Edit: To elaborate a bit more about the background: I have a lockfree circular buffer with non-blocking reads and writes. Now I'd like to add also blocking reads and writes (that wait if the buffer is full/empty), but I'd like to minimize the impact that addition mechanism has on the performance of the non-blocking ones. Obviously, I can not avoid to e.g. call nonEmpty.notify_all() in the writes, but I'd really like to avoid to also lock a mutex in that function.

So far I came up with two Ideas, which unfortunately are less then ideal:

  • Use wait_for. That way, even if the notify is missed, the thread will not deadlock forever, but it introduces sporadic delays.

  • Put a lock around the notify, but make the whole block conditional depending on whether another thread could potentially be in the problematic section (similar to this). This should significantly reduce the number of system calls on the notify siede, but it still requires a mutex sometimes, which might limit its scalability (I havn't done any measurements yet)

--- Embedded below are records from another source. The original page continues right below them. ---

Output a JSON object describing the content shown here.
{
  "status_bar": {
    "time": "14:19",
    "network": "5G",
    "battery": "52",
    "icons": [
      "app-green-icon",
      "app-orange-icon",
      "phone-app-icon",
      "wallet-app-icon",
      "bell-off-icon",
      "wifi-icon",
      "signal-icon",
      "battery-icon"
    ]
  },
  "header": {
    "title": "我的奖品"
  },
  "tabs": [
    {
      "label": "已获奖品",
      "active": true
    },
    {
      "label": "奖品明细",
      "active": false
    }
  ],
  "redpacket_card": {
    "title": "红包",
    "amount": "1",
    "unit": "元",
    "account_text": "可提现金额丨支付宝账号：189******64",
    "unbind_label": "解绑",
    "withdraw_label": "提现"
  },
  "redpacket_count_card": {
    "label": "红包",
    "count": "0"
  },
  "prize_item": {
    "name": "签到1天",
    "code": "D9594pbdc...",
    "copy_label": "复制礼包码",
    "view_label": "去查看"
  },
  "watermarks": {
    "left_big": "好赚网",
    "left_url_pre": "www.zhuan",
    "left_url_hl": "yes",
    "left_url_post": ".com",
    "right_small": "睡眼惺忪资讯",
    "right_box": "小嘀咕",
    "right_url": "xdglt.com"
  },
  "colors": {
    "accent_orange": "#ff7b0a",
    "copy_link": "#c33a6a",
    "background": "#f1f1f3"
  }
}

*) Btw. I'm aware of the predicated version of wait. Unfortunately - according to cppreference - it is semantically equivalent to my version above and the explicit form makes it easier to reason about the program.

Community
  • 1
  • 1
MikeMB
  • 20,029
  • 9
  • 57
  • 102
  • @Mark B: I don't think, this is a duplicate. I understand, why you need to use a mutex if you apply the standard pattern. I was asking, whether there is a different pattern (e.g. using atomic variables) that avoids locking mutex specifically on the notify side (don't care about the wait side). – MikeMB Sep 15 '15 at 04:23
  • The [write up here](http://stackoverflow.com/questions/17101922/do-i-have-to-aquire-lock-before-calling-condition-variable-notify-one) might be more along the lines that you're looking for. I think there is still a question of whether the modification of `newData` outside of the lock is valid. I claim that it is because the `cv.wait()` call will lock the mutex once it's signaled, but I am not positive. – Kurt Stutsman Sep 15 '15 at 04:46
  • As you say though there is still the race condition on the notify_one()/wait(), and I don't think you can avoid that short of locking. – Kurt Stutsman Sep 15 '15 at 04:55
  • @KurtStutsman: The write is definitvely valid. Even if the notify alone doesn't ensure memory ordering, the atomic flag does. Concerning the locking, I've an Idea how to make the locking at least conditional (based on my answer [here](http://stackoverflow.com/questions/29193445/implement-a-high-performance-mutex-similar-to-qts-one/29194810#29194810)), but that becomes quite ugly, so I was wondering, whether there is a better solution. – MikeMB Sep 15 '15 at 06:02
  • There is no way to avoid the standard pattern using standard C++. The problem is the _wait_. You must not wait if you've already been signalled / the condition has become true, but you can't do this atomically. POSIX could be used (but are quite possibly implemented using a condition variable and mutex anyway). Futexes on linux allow waiting _if_ the futex variable has a certain value (and atomically setting it to another value during the wait), which would probably work for you here. But really, locking and unlocking a mutex shouldn't be an expensive operation. – davmac Sep 21 '15 at 12:23
  • @davmac: I agree, that there is probably no simple/free solution, but as I've mentioned at the end of the question, there are at least two ways to avoid / reduce the locking - both having their own disatvantages. I should probably have a look at the implementation of futexes - maybe this can be efficiently implemented using the standard library. – MikeMB Sep 21 '15 at 13:00
  • @davmac: Concerning the costs, I've to admit that is more of curiosity than actual need, but in my simple benchmark (1 Producer/ 1Consumer threads pounding on a single [lock-free queue](http://stackoverflow.com/questions/32692176/adding-blocking-functions-to-lock-free-queue?)) just the locking and unlocking of SEPARATE mutexes (so no congestion or waiting at all) around a single write to an atomic variable just cuts the throughput IN HALF. Of course the impact on the overall application will be much smaller (at least if you don't try to scale to 8 or 16 cores). – MikeMB Sep 21 '15 at 13:05

0 Answers0